Structure-based virtual screening, molecular dynamics and MM-PBSA/GBSA analysis for the identification of novel CDK6 inhibitors against prostate cancer
摘要
The present study was aimed to identify the novel compounds and explore the mechanism of the compounds from the library against prostate cancer by targeting the CDK6 signaling. The CDK6 signaling is involved in the cell cycle regulation and gain of function mutation paves the way for tumorigenesis in various cancers including the prostate. The virtual screening was performed against the CDK6 protein using Enamine compound library (Phenotypic screening library) containing 5760 compounds to obtain the top hits based on the binding energy and pharmacokinetic profile. Based on the virtual screening results, the top 5 compounds were selected for further studies including the MD simulation and binding free energy calculations using MM-PBSA and MM-GBSA. The MD simulation analysis was conducted to assess the dynamic stability of the complexes following virtual screening. The results showed that compounds 2231 (Z465849926), 2267 (Z56774766), 2760 (Z19047271), 3765 (Z1203029456), and 4612 (Z26475533) exhibited stable RMSD and no marked fluctuations were observed for 50 ns simulation.
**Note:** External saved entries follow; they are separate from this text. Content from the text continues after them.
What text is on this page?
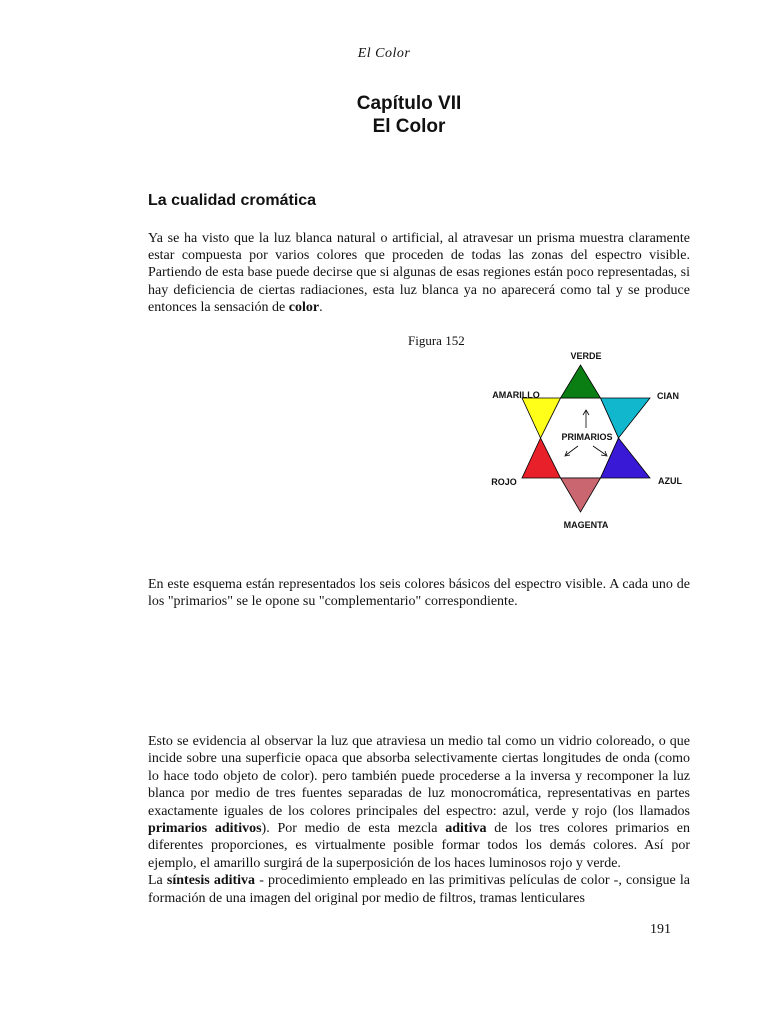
El Color
Capítulo VII
El Color
La cualidad cromática

Ya se ha visto que la luz blanca natural o artificial, al atravesar un prisma muestra claramente estar compuesta por varios colores que proceden de todas las zonas del espectro visible. Partiendo de esta base puede decirse que si algunas de esas regiones están poco representadas, si hay deficiencia de ciertas radiaciones, esta luz blanca ya no aparecerá como tal y se produce entonces la sensación de color.

Figura 152
PRIMARIOS
VERDE
AMARILLO	CIAN
ROJO	AZUL
MAGENTA

En este esquema están representados los seis colores básicos del espectro visible. A cada uno de los "primarios" se le opone su "complementario" correspondiente.

Esto se evidencia al observar la luz que atraviesa un medio tal como un vidrio coloreado, o que incide sobre una superficie opaca que absorba selectivamente ciertas longitudes de onda (como lo hace todo objeto de color). pero también puede procederse a la inversa y recomponer la luz blanca por medio de tres fuentes separadas de luz monocromática, representativas en partes exactamente iguales de los colores principales del espectro: azul, verde y rojo (los llamados primarios aditivos). Por medio de esta mezcla aditiva de los tres colores primarios en diferentes proporciones, es virtualmente posible formar todos los demás colores. Así por ejemplo, el amarillo surgirá de la superposición de los haces luminosos rojo y verde.
La síntesis aditiva - procedimiento empleado en las primitivas películas de color -, consigue la formación de una imagen del original por medio de filtros, tramas lenticulares

191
Similarly, the RMSF analysis and RoG were in the acceptable range following binding of the ligands with the protein. Similarly, the compounds formed a variable number of hydrogen bonds with the target protein during the simulation. The binding free energies calculation suing MM-PBSA and MM-GBSA revealed that compounds negative and favorable binding energies and validated the results of the MD simulation. The DFT calculations for the selected compounds to assess the stability and reactivity of the compounds using HOMO and LUMO energy gaps. Furthermore, pharmacokinetic studies were also conducted for the selected compounds. In conclusion, the selected compounds exhibited marked activity against the prostate cancer target and can be employed to deal with the prostate following comprehensive in vivo studies.